By Antonio L. Ingram II, Racial Justice Fellow (2025–26)
The views expressed below are those of the author and do not necessarily reflect those of the Carr-Ryan Center for Human Rights or Harvard Kennedy School. These perspectives have been presented to encourage debate on important public policy challenges.
In 1967 Dr. Martin Luther King Jr. published his book, Where Do We Go from Here?, where he wrote, “Whites, it must frankly be said, are not putting in a similar mass effort to reeducate themselves out of their racial ignorance. It is an aspect of their sense of superiority that the white people of America believe they have so little to learn.” After the murder of George Floyd, it seemed Dr. King’s critique of white America faced abatement. In that moment a beautiful reckoning occurred, and many white Americans endeavored to critically examine the history of our country and educate themselves about the lived experiences of their Black neighbors, colleagues, and friends. Unfortunately, in 2026, Dr. King’s critique of white America and racial ignorance not only gained a revived salience, but the ignorance he critiqued has metastasized into an epidemic of willful racial misinformation and indoctrination. Today, on Dr. Martin Luther King Jr. Day 2026, almost one year into the second Trump Administration, grassroots movements of white America to self-educate themselves out of racial ignorance have been replaced by concerted conspiracies by elected officials to racially indoctrinate white America. We face a dangerous project to deepen the racial ignorance Dr. King died trying to dispel.
Unfortunately, in 2026, Dr. King’s critique of white America and racial ignorance not only gained a revived salience, but the ignorance he critiqued has metastasized into an epidemic of willful racial misinformation and indoctrination.
Today political leaders across our country will feign honoring Dr. King while actively disseminating inaccurate narratives about Black history and denying persistent realities of discrimination. Members of the Trump Administration will celebrate Dr. King’s life while directing our National Parks to serve as a tool for revisionist histories about American chattel slavery. The current administration will claim to honor Dr. King’s legacy while forcing the Smithsonian to peddle whitewashed histories and prevent museums from accurately chronicling the realities Dr. King fought all his life to change. State lawmakers whose values stand in direct opposition to Dr. King’s work will misappropriate his “I Have a Dream” speech and justify attacking diversity, equity, and inclusion trainings meant to effectuate Dr. King’s vision for America. Trustees of School Boards will pass resolutions celebrating Dr. King while simultaneously they ban books and cancel Advanced Placement courses about Black History and culture. These efforts all work together to revive and calcify the racial ignorance Dr. King sought to combat.

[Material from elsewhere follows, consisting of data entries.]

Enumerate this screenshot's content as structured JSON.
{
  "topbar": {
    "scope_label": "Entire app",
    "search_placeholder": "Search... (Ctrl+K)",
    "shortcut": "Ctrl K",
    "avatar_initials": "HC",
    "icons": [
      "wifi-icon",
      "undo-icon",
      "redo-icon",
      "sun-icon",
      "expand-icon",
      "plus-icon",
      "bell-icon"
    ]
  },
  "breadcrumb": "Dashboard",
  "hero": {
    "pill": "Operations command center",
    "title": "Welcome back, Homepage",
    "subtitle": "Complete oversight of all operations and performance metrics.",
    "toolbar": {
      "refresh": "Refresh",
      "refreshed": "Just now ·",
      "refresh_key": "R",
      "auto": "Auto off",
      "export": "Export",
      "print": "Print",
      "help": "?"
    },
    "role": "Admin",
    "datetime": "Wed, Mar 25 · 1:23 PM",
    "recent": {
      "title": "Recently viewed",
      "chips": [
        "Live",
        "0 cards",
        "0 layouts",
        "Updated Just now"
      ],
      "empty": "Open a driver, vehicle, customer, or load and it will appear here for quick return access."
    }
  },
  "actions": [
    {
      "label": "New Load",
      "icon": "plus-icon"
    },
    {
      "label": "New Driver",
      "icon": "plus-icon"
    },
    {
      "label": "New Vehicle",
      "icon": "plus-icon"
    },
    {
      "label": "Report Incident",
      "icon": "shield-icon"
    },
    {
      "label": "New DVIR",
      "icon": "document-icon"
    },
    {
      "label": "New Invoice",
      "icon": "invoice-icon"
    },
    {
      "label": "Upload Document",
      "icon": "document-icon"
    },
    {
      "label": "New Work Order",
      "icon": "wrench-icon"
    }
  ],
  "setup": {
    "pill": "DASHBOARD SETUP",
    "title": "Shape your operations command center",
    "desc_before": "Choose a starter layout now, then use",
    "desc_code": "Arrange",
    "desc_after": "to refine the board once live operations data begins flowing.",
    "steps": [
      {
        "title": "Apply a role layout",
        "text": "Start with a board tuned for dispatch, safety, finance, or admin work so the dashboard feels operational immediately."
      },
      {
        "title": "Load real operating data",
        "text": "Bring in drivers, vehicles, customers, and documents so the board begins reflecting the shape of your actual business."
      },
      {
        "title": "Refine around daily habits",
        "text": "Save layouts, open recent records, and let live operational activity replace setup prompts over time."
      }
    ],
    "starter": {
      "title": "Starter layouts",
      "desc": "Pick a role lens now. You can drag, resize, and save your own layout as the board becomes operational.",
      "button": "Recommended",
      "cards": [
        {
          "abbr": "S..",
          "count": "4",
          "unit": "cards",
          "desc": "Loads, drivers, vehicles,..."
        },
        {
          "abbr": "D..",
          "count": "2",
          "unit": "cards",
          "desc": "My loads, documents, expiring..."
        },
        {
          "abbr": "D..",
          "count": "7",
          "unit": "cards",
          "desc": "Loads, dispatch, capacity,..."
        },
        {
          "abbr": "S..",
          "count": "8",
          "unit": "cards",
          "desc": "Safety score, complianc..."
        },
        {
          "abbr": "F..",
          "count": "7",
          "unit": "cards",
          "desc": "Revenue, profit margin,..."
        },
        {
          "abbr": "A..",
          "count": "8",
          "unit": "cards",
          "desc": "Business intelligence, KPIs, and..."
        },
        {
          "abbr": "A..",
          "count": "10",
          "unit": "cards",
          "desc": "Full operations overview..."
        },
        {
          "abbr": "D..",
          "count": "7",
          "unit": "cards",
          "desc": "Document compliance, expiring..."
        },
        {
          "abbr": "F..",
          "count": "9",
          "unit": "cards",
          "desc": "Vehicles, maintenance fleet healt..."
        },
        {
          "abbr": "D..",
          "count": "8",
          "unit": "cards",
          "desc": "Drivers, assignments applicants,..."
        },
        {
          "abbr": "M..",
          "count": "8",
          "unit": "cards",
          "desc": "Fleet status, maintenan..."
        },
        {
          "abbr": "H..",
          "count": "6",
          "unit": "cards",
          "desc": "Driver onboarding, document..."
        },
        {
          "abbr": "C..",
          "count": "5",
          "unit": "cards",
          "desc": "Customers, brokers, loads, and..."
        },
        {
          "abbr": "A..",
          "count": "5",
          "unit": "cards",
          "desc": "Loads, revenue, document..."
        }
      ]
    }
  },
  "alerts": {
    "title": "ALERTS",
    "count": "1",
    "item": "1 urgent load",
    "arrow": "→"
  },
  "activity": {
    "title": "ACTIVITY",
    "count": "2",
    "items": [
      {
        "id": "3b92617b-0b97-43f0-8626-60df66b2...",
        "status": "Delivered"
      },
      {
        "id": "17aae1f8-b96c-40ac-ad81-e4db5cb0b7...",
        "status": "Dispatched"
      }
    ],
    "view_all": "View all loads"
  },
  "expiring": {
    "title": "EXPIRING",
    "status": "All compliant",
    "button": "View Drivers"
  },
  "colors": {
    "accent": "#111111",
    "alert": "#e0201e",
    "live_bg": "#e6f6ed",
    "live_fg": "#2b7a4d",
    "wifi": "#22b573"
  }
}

Yet, we are not without recourse. In this current season one of the most powerful tools to combat racial ignorance will lie in the power of storytelling in the forums that matter. We need voters to use the ballot box to tell their stories through electing officials who understand that an awareness of accurate and inclusive histories at our National Parks and Museums cultivates a more informed electorate and results in better policy decisions for all Americans. We need businesses to tell their stories in state capitals about how diversity, equity, and inclusion policies and trainings do not discriminate against white employees but ensure Black employees experience meritocracy in the workplace. We need parents and students to tell their stories at school board meetings about how learning about Black history creates self-love for Black America and not a hatred for white America.
In this current season one of the most powerful tools to combat racial ignorance will lie in the power of storytelling in the forums that matter.
Though the forces seeking to deepen and calcify racial ignorance in this country are wielding loud microphones, even the most powerful amplification system fails to overwhelm the sound of a coordinated chorus. Dr. King proclaimed that we should not be “satisfied until justice rolls down like waters and righteousness like a mighty stream.” On this King Day, may we honor the legacy of Dr. King by making sure that our voices of truth reverberate like the sounds of many waters, roaring louder than any other voice of deceptive indoctrination.